Our region is one of the epicenters of the opiate problem– it was featured in Sam Quinones’ prizewinning book Dreamland— and that provides us with a window onto some of the less discussed aspects of life during a drug epidemic. The Espanola Valley, for example, has received national attention for programs such as this one, involving much-improved access to Suboxone.

So far so good. But at the same time, we seem to have a fast-growing problem with Suboxone diversion.

Suboxone is available only by prescription, so how are smugglers getting hold of it in such quantities, like that senior citizen who was picked up with 131 strips on her person? By the way, it’s not a surprise to find the elderly involved in smuggling, for the same reason that gangs use poor seniors to make straw purchases of handguns. Folks on a limited income just flat out need the money. Or in some cases, they’re co-opted by family members.

Why smuggle Suboxone rather than some other opioid? Suboxone isn’t detectable on many drug screens, and that means it brings a higher price in the correctional facility.

I imagine much of the smuggled product is obtained through diversion of prescribed meds. Suboxone isn’t controlled in the same tight way that methadone is. It’s not that difficult to find a client in a treatment program who is willing to trade some for heroin. Or a dealer can recruit friends and associates eager to enroll at the local clinic, fill the prescription, and sell it to you for badly needed cash.
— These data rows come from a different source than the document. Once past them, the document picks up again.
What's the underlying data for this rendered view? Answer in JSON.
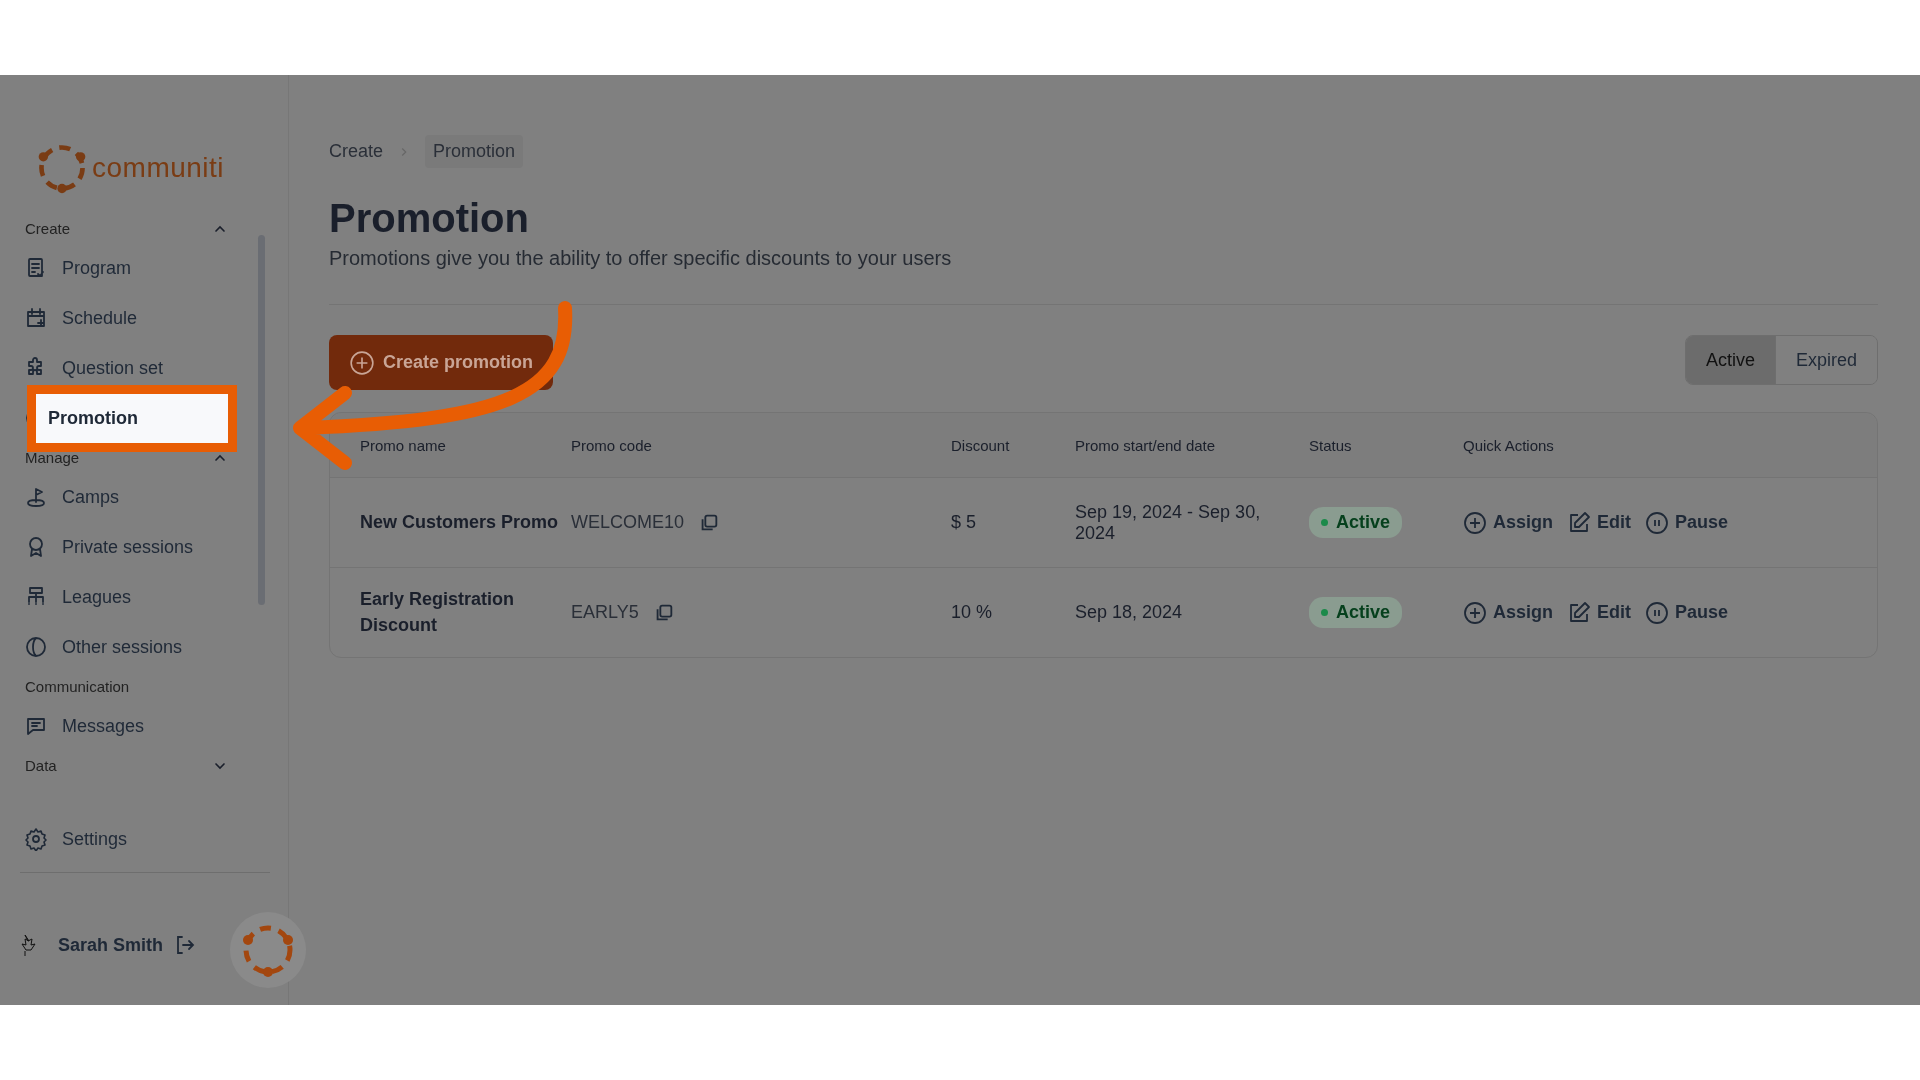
{
  "logo": {
    "text": "communiti"
  },
  "sidebar": {
    "sections": [
      {
        "title": "Create",
        "expanded": true,
        "items": [
          {
            "label": "Program",
            "selected": false
          },
          {
            "label": "Schedule",
            "selected": false
          },
          {
            "label": "Question set",
            "selected": false
          },
          {
            "label": "Promotion",
            "selected": true
          }
        ]
      },
      {
        "title": "Manage",
        "expanded": true,
        "items": [
          {
            "label": "Camps",
            "selected": false
          },
          {
            "label": "Private sessions",
            "selected": false
          },
          {
            "label": "Leagues",
            "selected": false
          },
          {
            "label": "Other sessions",
            "selected": false
          }
        ]
      },
      {
        "title": "Communication",
        "items": [
          {
            "label": "Messages",
            "selected": false
          }
        ]
      },
      {
        "title": "Data",
        "expanded": false
      }
    ],
    "settings": {
      "label": "Settings"
    },
    "user": {
      "name": "Sarah Smith"
    }
  },
  "breadcrumb": [
    {
      "label": "Create",
      "current": false
    },
    {
      "label": "Promotion",
      "current": true
    }
  ],
  "page": {
    "title": "Promotion",
    "subtitle": "Promotions give you the ability to offer specific discounts to your users"
  },
  "create_button": {
    "label": "Create promotion"
  },
  "filter_tabs": [
    {
      "label": "Active",
      "selected": true
    },
    {
      "label": "Expired",
      "selected": false
    }
  ],
  "table": {
    "columns": [
      "Promo name",
      "Promo code",
      "Discount",
      "Promo start/end date",
      "Status",
      "Quick Actions"
    ],
    "rows": [
      {
        "name": "New Customers Promo",
        "code": "WELCOME10",
        "discount": "$ 5",
        "dates": "Sep 19, 2024 - Sep 30, 2024",
        "status": {
          "label": "Active",
          "color": "#1c8a4a"
        },
        "actions": [
          "Assign",
          "Edit",
          "Pause"
        ]
      },
      {
        "name": "Early Registration Discount",
        "code": "EARLY5",
        "discount": "10 %",
        "dates": "Sep 18, 2024",
        "status": {
          "label": "Active",
          "color": "#1c8a4a"
        },
        "actions": [
          "Assign",
          "Edit",
          "Pause"
        ]
      }
    ]
  }
}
If that sounds like an emerging cottage industry, it is.

About diversion: the University of Maryland’s Center for Substance Abuse Research (CESAR) did a series of faxed articles back in 2012 — and a longer recent summary on buprenorphine that includes diversion issues through 2015. There was also this New York Times article from a few years back.

I’m not sure if any action was taken as a result. Possibly not. Often when an epidemic hits, we’re well behind the curve and in a rush to do something, anything, to relieve the crisis. It’s easy to neglect the potential for future problems. We tell ourselves that we’ll come back later and fix them.

Do we? Sometimes. One thing’s for certain: at some point, the tide will turn, and the subject of heroin will no longer be in the headlines. That’s good, right? But when the pressure’s off, what happens to society’s motivation for change?